Sur le titre «Boum Boum Baby», vous faites un gros clin d’œil à Lenny Kravitz et sa chanson «It Ain’t Over ‘Til It’s Over». Il faisait partie des chanteurs dont vous aviez le poster punaisé au mur durant votre adolescence?
Non, moi c’était plutôt Leonardo Di Caprio (rires) Mais Kravitz, c’est un excellent musicien. Rien que son riff de cordes sur ce titre… Pour «Boum Boum Baby», j’étais à la recherche de cordes à la fois très dansantes et aussi mises en avant comme si elles étaient des chanteuses. J’ai écouté pas mal de trucs, donc ces cordes de Kravitz. Et cela a été une très bonne inspiration.
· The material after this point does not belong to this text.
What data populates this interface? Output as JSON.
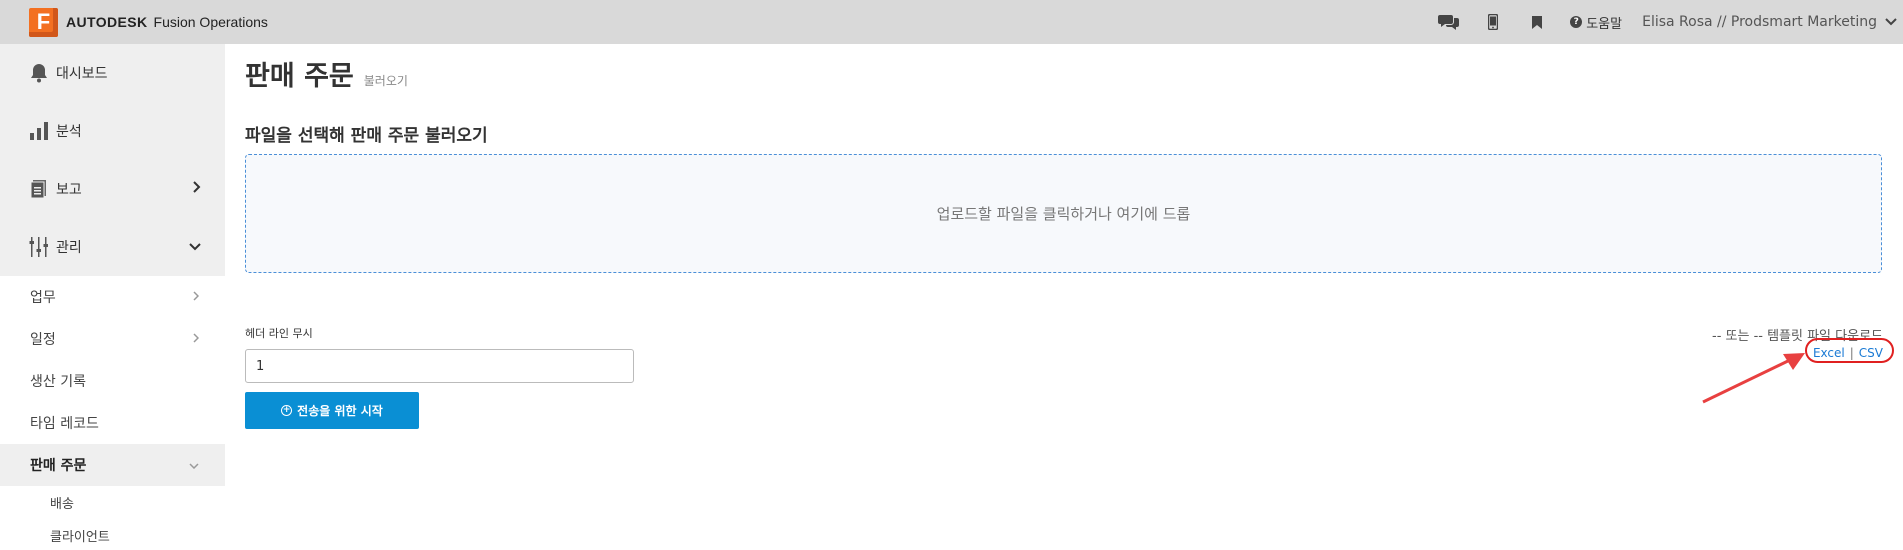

Et c’est aussi un clin d’œil à toute une période de ma vie qui était très heureuse, très joyeuse. Je suis très amoureuse de l’album que Lenny Kravitz a fait avec Vanessa Paradis en 1992. Cela a été un album de chevet, qui n’a jamais vieilli pour moi. C’est donc une forme d’hommage à ça…
Vous avez aussi mis de la soul sur cet album . On en retrouve notamment sur «HB2U» (NDLR: Happy Birthday to You)…
Cette chanson au départ, c’est un cadeau à un ami pour son anniversaire et elle n’était pas vouée à être sur le disque. Mais ces dernières années, je me suis aperçue qu’on me conviait régulièrement pour chanter aux mariages, aux anniversaires, aux enterrements… Nous, chanteurs, avons aussi ce rôle d’accompagner les grands moments de la vie. Et donc finalement, j’ai décidé de conserver la chanson telle quelle sur le disque. J’ai juste refait la voix.
Vous ressuscitez le slow et le quart d’heure américain sur «J’te l’donne»…
Pour moi, c’est un morceau qui fait un clin d’œil aux Ronettes, dans les années 60, ou à des slows à la Presley… L’esthétique «doo wap doo wap» des années 50, dont Rihanna s’est emparée quand elle a fait Love on the Brain. C’était très soul, avec beaucoup de chœurs, des cordes extrêmement riches… et donc très inspirant pour moi.
«Brûler le feu» clôture le disque. C’est une chanson sur la résilience…
Oui, c’est un titre positif, actif, créateur… Le feu, c’est l’emblème de la passion. Ce n’est pas moi qui suis brûlée par le feu, mais c’est moi qui vais le brûler. C’est un feu qui donne de l’énergie et de la chaleur. Et puis j’aime l’idée un peu surréaliste d’un titre qui s’auto-annule: brûler le feu, c’est comme si on jetait une fenêtre par la fenêtre (rires). Il y a quelque chose d’aller à l’extrême du poème. C’est un haïku surréaliste.
Juliette Armanet, «Brûler le feu», Univesal. En concert le 22 février au Cirque Royal à Bruxelles (www.cirque-royal-bruxelles.be).